Jeudi saint 29 mars 2018 - La Cène du Seigneur

Ce n’est pas juste juste

Exode 12,1-8.11-14 - Psaume 115,12-13.15-18 - 1 Corinthiens 11,23-26 - Jean 13,1-15
jeudi 29 mars 2018.
 

Ce n’est pas le moment de laver les pieds des convives, « au cours du repas », il aurait fallu le faire avant de passer à table. Et, bien sûr, ce n’est pas l’office du maître, mais plutôt celui du dernier des serviteurs. Le geste de Jésus était vraiment choquant sur le moment, il l’est encore aujourd’hui et le sera toujours.

Sans doute, nous comprenons maintenant que cet abaissement annonce celui de la croix ; mais pourquoi y ajouter celui-là ? L’intention du Seigneur est la même que le jour des Rameaux lorsqu’il trouve un ânon et s’assoit dessus au risque de se ridiculiser au moment où les foules acclament son entrée à Jérusalem. Il révèle ainsi que son abaissement en sa Passion sera volontaire et libre. Du coup, non seulement le choix d’une position extrêmement humiliée n’est plus indigne du Seigneur, mais, au contraire, il relève de sa souveraineté suprême.

Les deux moments sont en miroir et complémentaires : d’un côté, le lavement des pieds visiblement libre et volontaire, accompli au milieu de disciples pleins du plus grand respect, de l’autre, la Passion subie apparemment à corps défendant puisqu’infligée par le Pouvoir romain comme une punition approuvée par la foule hostile. Ainsi le geste de ce soir nous révèle que la croix est bien un sacrifice libre et volontaire et qu’elle est infiniment digne du Fils de Dieu malgré sa réalité d’abaissement total.
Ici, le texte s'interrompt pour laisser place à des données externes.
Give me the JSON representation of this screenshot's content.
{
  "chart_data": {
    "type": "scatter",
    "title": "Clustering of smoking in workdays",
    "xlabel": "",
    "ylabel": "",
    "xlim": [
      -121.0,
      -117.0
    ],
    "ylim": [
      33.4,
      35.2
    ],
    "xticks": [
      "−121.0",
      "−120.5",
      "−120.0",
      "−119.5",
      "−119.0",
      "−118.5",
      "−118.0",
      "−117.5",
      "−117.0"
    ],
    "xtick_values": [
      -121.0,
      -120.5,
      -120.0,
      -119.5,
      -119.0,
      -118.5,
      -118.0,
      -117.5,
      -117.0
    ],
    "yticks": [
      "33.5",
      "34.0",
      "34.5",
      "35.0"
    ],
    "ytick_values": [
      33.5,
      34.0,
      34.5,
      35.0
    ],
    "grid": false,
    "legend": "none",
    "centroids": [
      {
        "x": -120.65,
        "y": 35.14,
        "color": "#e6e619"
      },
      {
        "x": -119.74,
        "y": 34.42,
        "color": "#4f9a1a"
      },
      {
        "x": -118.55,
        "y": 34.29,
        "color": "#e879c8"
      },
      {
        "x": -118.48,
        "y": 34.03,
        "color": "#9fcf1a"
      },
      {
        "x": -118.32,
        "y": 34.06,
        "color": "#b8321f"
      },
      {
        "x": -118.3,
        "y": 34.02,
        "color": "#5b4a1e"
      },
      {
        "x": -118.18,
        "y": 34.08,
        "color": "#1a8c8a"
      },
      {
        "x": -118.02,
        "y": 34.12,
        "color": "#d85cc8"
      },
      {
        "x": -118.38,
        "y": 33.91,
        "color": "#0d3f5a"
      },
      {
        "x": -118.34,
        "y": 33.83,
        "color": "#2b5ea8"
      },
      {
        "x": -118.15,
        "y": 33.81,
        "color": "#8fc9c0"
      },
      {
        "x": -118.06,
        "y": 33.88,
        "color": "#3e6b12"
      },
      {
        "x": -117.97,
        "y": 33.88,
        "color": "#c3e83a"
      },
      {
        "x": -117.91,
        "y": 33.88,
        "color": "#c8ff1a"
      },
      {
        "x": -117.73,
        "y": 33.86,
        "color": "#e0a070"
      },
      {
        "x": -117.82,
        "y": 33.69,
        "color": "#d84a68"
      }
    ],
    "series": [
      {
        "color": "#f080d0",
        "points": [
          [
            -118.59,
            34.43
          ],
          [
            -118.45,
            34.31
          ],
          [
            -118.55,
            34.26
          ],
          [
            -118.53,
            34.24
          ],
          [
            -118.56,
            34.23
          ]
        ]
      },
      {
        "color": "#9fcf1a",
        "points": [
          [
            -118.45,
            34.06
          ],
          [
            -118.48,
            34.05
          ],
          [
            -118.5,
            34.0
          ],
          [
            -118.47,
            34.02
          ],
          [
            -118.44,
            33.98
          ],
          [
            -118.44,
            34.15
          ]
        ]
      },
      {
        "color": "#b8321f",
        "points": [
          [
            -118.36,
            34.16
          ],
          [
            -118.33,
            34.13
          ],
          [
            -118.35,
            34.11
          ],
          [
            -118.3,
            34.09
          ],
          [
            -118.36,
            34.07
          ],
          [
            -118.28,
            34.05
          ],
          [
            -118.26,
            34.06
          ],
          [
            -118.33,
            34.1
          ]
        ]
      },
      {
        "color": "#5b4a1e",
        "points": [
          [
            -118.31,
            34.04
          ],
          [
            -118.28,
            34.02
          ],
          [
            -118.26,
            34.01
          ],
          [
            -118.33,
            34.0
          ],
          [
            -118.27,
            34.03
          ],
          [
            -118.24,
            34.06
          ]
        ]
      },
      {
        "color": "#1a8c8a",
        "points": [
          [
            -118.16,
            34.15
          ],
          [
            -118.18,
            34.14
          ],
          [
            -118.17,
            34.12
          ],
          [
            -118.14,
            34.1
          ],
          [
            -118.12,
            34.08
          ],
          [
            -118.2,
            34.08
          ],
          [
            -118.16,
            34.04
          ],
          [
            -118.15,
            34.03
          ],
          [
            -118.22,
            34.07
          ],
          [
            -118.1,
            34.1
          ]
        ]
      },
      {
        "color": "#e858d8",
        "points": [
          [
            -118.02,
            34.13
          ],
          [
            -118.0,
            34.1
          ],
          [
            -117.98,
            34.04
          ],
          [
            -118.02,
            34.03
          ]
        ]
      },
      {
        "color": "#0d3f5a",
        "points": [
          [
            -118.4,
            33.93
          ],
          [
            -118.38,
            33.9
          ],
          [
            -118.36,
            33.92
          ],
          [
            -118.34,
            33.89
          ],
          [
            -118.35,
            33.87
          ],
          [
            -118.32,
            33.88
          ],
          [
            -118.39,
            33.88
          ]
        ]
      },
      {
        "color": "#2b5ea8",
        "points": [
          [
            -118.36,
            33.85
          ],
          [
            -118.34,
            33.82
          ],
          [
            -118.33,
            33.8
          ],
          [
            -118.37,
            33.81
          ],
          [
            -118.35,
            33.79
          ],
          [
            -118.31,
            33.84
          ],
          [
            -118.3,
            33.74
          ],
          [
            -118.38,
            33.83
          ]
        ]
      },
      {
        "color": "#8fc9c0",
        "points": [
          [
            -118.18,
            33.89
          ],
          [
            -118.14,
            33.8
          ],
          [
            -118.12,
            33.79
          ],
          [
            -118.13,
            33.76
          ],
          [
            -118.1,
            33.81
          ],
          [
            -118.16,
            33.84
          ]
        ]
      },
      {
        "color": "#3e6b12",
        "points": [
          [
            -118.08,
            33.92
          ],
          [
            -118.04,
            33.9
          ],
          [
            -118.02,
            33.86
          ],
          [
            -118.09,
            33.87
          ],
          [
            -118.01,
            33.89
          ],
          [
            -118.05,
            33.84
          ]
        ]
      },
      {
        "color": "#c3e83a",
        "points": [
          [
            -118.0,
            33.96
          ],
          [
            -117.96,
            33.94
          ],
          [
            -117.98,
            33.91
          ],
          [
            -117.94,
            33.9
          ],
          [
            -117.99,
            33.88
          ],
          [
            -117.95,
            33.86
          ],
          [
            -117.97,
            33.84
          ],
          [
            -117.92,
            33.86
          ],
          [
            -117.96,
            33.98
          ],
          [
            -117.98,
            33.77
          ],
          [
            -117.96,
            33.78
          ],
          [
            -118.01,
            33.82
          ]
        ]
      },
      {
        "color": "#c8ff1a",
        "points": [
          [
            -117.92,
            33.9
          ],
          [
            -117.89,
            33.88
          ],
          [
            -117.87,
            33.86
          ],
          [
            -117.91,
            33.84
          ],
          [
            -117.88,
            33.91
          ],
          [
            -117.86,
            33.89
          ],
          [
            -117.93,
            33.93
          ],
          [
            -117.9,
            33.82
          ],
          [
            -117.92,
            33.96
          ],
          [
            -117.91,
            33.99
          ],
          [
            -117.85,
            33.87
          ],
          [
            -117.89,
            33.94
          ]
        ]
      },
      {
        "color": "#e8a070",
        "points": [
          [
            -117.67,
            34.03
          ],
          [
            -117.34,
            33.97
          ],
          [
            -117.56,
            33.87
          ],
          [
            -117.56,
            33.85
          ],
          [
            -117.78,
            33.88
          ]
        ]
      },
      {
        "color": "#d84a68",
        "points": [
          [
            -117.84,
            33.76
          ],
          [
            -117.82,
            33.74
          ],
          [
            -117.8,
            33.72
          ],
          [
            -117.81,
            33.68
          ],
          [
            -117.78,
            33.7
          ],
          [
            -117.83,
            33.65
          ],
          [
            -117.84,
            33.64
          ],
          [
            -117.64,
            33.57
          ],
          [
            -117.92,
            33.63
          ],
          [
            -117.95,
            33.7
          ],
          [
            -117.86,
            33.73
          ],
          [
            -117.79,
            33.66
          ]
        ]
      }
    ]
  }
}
Pourtant, le scandale demeure : il n’est pas juste que l’innocent paye ainsi pour les coupables. Il n’est pas juste que le Maître de la maison se transforme en nourriture pour les pécheurs. Il n’est pas juste que l’unique Bon berger donne à des hommes pleins de faiblesses, de défauts et de péchés de le représenter. Il n’est pas juste que les uns soient prêtres, alors qu’ils n’en semblent pas dignes, alors que d’autres, pourtant bien plus édifiants, ne peuvent pas le devenir.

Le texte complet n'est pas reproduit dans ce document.